Even though the fate of customers’ data wasn’t revealed when RadioShack filed for bankruptcy last month, most thought the retailer wouldn’t sell that info to the highest bidder. RadioShack had even promised not to do so, but recently, KSL reported that the retailer plans to sell off customers’ sensitive information.
Part of the company’s bankruptcy process now involves the sale of the information of 117 million customers. This information includes names, mailing addresses, phone numbers, email addresses, and even customers’ purchase history. Unsurprisingly, this has aroused the ire of more than a few attorneys general of several states, including RadioShack’s home state of Texas. These attorneys general have filed objections against the auction, arguing RadioShack violated its promise to not sell its mailing list.

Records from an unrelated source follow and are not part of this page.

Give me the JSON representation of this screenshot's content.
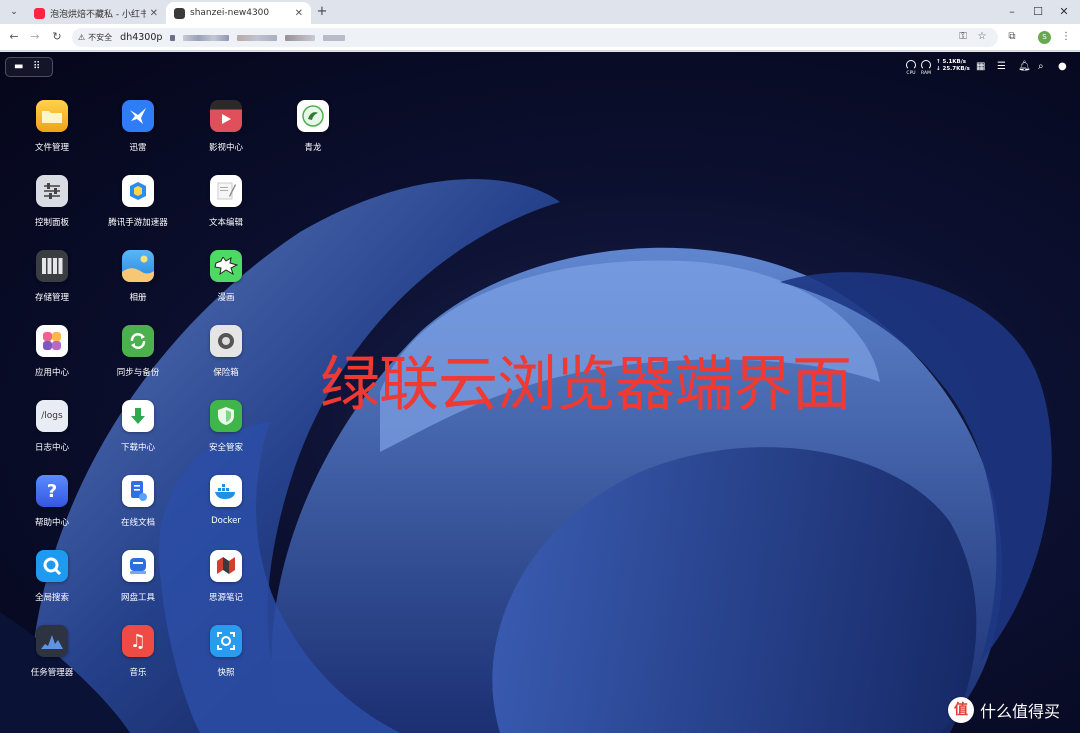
{
  "browser": {
    "tabs": [
      {
        "title": "泡泡烘焙不藏私 - 小红书",
        "active": false,
        "favicon_color": "#ff2442"
      },
      {
        "title": "shanzei-new4300",
        "active": true,
        "favicon_color": "#3a3a3a"
      }
    ],
    "security_label": "不安全",
    "url": "dh4300p",
    "window_controls": {
      "minimize": "–",
      "maximize": "☐",
      "close": "✕"
    }
  },
  "system_bar": {
    "cpu_label": "CPU",
    "ram_label": "RAM",
    "upload": "↑ 5.1KB/s",
    "download": "↓ 25.7KB/s"
  },
  "apps": [
    {
      "label": "文件管理",
      "icon": "folder-icon",
      "color": "#f5b62a"
    },
    {
      "label": "控制面板",
      "icon": "sliders-icon",
      "color": "#d9dde3"
    },
    {
      "label": "存储管理",
      "icon": "storage-icon",
      "color": "#3a3d42"
    },
    {
      "label": "应用中心",
      "icon": "app-center-icon",
      "color": "#ffffff"
    },
    {
      "label": "日志中心",
      "icon": "logs-icon",
      "color": "#e8edf5"
    },
    {
      "label": "帮助中心",
      "icon": "help-icon",
      "color": "#3f6df0"
    },
    {
      "label": "全局搜索",
      "icon": "search-icon",
      "color": "#1e9bf0"
    },
    {
      "label": "任务管理器",
      "icon": "task-manager-icon",
      "color": "#2d3340"
    },
    {
      "label": "迅雷",
      "icon": "thunder-bird-icon",
      "color": "#2e7cf6"
    },
    {
      "label": "腾讯手游加速器",
      "icon": "game-accelerator-icon",
      "color": "#ffffff"
    },
    {
      "label": "相册",
      "icon": "photo-album-icon",
      "color": "#4aa8f0"
    },
    {
      "label": "同步与备份",
      "icon": "sync-icon",
      "color": "#4cb04f"
    },
    {
      "label": "下载中心",
      "icon": "download-icon",
      "color": "#ffffff"
    },
    {
      "label": "在线文档",
      "icon": "online-docs-icon",
      "color": "#ffffff"
    },
    {
      "label": "网盘工具",
      "icon": "cloud-drive-icon",
      "color": "#ffffff"
    },
    {
      "label": "音乐",
      "icon": "music-icon",
      "color": "#ef4b45"
    },
    {
      "label": "影视中心",
      "icon": "video-icon",
      "color": "#e0505a"
    },
    {
      "label": "文本编辑",
      "icon": "text-editor-icon",
      "color": "#ffffff"
    },
    {
      "label": "漫画",
      "icon": "comic-icon",
      "color": "#4cd964"
    },
    {
      "label": "保险箱",
      "icon": "safe-icon",
      "color": "#e5e5e5"
    },
    {
      "label": "安全管家",
      "icon": "shield-icon",
      "color": "#3fb54a"
    },
    {
      "label": "Docker",
      "icon": "docker-icon",
      "color": "#ffffff"
    },
    {
      "label": "思源笔记",
      "icon": "siyuan-note-icon",
      "color": "#ffffff"
    },
    {
      "label": "快照",
      "icon": "snapshot-icon",
      "color": "#2a9cf0"
    },
    {
      "label": "青龙",
      "icon": "qinglong-icon",
      "color": "#ffffff"
    }
  ],
  "overlay_title": "绿联云浏览器端界面",
  "watermark": {
    "logo": "值",
    "text": "什么值得买"
  }
}
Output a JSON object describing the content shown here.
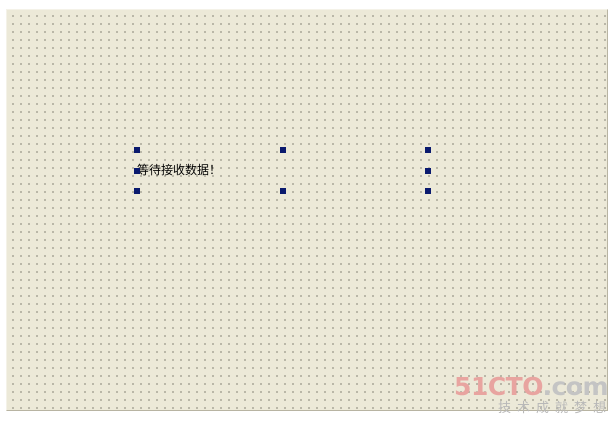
{
  "designer": {
    "label_text": "等待接收数据！",
    "selection_handles": 8
  },
  "watermark": {
    "logo_primary": "51CTO",
    "logo_suffix": ".com",
    "tagline": "技术成就梦想"
  },
  "colors": {
    "canvas_background": "#ece9d8",
    "grid_dot": "#8c8a7e",
    "handle": "#0a1a6e",
    "label_text": "#000000",
    "watermark_accent": "#e8a4a0",
    "watermark_muted": "#c4c4c4"
  }
}
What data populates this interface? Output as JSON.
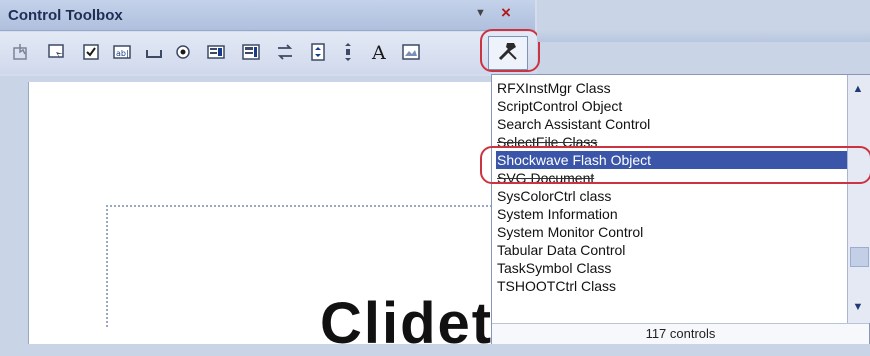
{
  "toolbox": {
    "title": "Control Toolbox",
    "close_glyph": "×",
    "icons": [
      "select-objects-icon",
      "properties-icon",
      "checkbox-icon",
      "textbox-icon",
      "command-button-icon",
      "option-button-icon",
      "listbox-icon",
      "combobox-icon",
      "toggle-button-icon",
      "spin-button-icon",
      "scrollbar-icon",
      "label-icon",
      "image-icon",
      "more-controls-icon"
    ]
  },
  "list": {
    "items": [
      "RFXInstMgr Class",
      "ScriptControl Object",
      "Search Assistant Control",
      "SelectFile Class",
      "Shockwave Flash Object",
      "SVG Document",
      "SysColorCtrl class",
      "System Information",
      "System Monitor Control",
      "Tabular Data Control",
      "TaskSymbol Class",
      "TSHOOTCtrl Class"
    ],
    "selected_index": 4,
    "footer": "117 controls"
  },
  "canvas": {
    "partial_text": "Clidet"
  },
  "colors": {
    "title_text": "#1f2e55",
    "selection": "#3b56a8",
    "highlight_ring": "#cc3340",
    "panel_bg": "#c9d4e6"
  }
}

“At RadioShack, we respect your privacy. We do not sell our mailing list,” the policy reportedly read.
According to Bloomberg, AT&T is also fighting RadioShack’s quest to sell off customer data. The carrier claims that it owns the data — not RadioShack — because it helped the retailer sell phones with detailed AT&T customer information lists and other key info. AT&T argues that the data could be used by a competitor to hurt AT&T’s business.
RadioShack did not issue a comment on the matter, and it’s unclear whether the retailer will follow through with the auction. The rest of the retailers’ plans are slightly more transparent.
When RadioShack announced it had filed for Chapter 11 bankruptcy, Sprint announced it would move into 1,750 locations to allow RadioShack to live as a store-within-a-store. In other words, Sprint would be the main brand on storefronts, with the RadioShack brand still visible within the stores.
Amazon is rumored to have a similar deal with RadioShack, though there hasn’t been any confirmation from either company on that front.